Not all phases of child development are sweet and memorable. While some firsts, like first steps, first words, and first bite of oatmeal, are things parents want to cherish forever, there are other firsts that we’d probably rather forget, but are still part of growing up, nonetheless. First tantrum. First time out. First intentional lie.
We recently hit that last less-than-wonderful first with my older son, age 4. I walked into the kitchen to see that the cat’s food bowl, along with the new shampoo I’d just purchased and left on the counter, had gone missing. Since the only people in the house were me, my four year old, and my two year old, I asked, “Has anyone seen the cat food or my shampoo?” Crickets. Nada. I later found them carefully hidden under the couch. My son told me he’d put them there but somehow “forgot” to tell me. A few days later, I walked into my younger son’s room to find baby power sprinkled all over the changing table. Knowing that it was well out of reach of the two year old, I asked point-blank, “Did you make this mess?” hoping my older son would confess and apologize. Instead, he swore up and down that he had no idea how it had happened. I knew the time had come to have a chat about the truth and why it’s important.
When preschoolers lie, it’s very different from the lies of teenagers or even ten year olds. Their lies are an experiment. “What happens if make something up? If I pretend something else happened than what really did? Will it get me out of trouble? Make people laugh?” They may know they’re doing something they shouldn’t be by lying, but they feel that what they’ve really done is worse and will lead them to even worse trouble. For this reason, I think this stage of development is critical. Someday, when one of my sons is offered a chance to see the professor’s answer key in advance of a final exam (as I was in an undergraduate class!) I want him to value an honest “C” over an “A” that is not truly earned. Or perhaps even more importantly, I want him to know that if he calls me and comes clean about it, I will give him a ride home if he’s gotten into a tough situation in high school. The truth will always be a better option at our house.

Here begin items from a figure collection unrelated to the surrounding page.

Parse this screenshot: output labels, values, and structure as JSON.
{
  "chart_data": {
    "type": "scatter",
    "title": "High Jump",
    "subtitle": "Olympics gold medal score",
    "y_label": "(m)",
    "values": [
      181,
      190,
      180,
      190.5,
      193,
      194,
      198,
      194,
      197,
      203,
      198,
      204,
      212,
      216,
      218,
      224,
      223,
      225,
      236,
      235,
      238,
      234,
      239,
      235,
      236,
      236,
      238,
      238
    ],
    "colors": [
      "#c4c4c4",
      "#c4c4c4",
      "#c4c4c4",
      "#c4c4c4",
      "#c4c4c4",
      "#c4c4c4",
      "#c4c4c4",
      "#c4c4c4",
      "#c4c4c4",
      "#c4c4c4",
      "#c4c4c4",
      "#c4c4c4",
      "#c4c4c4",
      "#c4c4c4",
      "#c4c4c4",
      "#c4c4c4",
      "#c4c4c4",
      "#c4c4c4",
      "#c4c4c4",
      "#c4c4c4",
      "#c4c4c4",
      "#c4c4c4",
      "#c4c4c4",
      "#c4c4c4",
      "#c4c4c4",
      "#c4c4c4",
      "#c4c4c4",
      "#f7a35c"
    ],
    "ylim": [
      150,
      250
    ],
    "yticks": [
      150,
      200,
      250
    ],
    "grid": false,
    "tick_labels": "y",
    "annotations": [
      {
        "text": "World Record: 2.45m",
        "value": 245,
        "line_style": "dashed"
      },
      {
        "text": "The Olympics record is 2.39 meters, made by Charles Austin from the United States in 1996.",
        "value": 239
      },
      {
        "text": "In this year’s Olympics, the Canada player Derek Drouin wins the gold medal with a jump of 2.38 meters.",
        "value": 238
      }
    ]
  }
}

However, teaching this lesson can be tricky. I don’t want to send the message that lying is no big deal, but I also don’t want to punish too harshly and make him simply come up with better lies to avoid getting into even more trouble. After a long discussion with our son, we came up with the following things our son now knows we will always expect when something goes wrong:
- Tell us what actually happened right away when we ask, or preferably, as soon as it happens
- Help us come up with a way to fix it
- Tell us how you’ll keep it from happening next time
When the “Baby Powder Incident of 2013” happened, I wanted to shout “Of course you did this! Who else would?! And now you’ve lied to me on top of making a huge mess! I’m furious!!” when he swore he didn’t do it. Instead, I said calmly but very seriously, “If you did this, I won’t be angry, but I will expect you to clean it all up immediately.” He told me he did it, he didn’t know why, but he was sorry. He then got the vacuum and got to work. He even offered to take his own money to buy new powder to replace the amount he’d dumped out.
If your preschooler is lying, know that you’re not alone. In fact, in their book Caring for Your Baby and Young Child, the American Academy of Pediatrics states that lying is very common among 3-5 year olds. In response to lies, parents should:
“…help [the child] understand that lying is the greater misdeed. Save your anger and punishment for times where she conceals the truth, and instead of accusing her when you suspect she’s done something wrong, say something like ‘This is broken. I wonder how it happened?’ If she confesses, remain calm and even-tempered, and make the punishment less severe than if she persisted in the lie.” (pg. 380)
Lying, like so many other things preschoolers may do, is about testing reactions and figuring the world out. While it can be frustrating or even enraging to realize your sweet, innocent child is purposely deceiving you, know that it’s an opportunity to teach him or her a valuable lesson about truthfulness and trust. In that way, it’s a lot bigger than walking, as far as milestones go!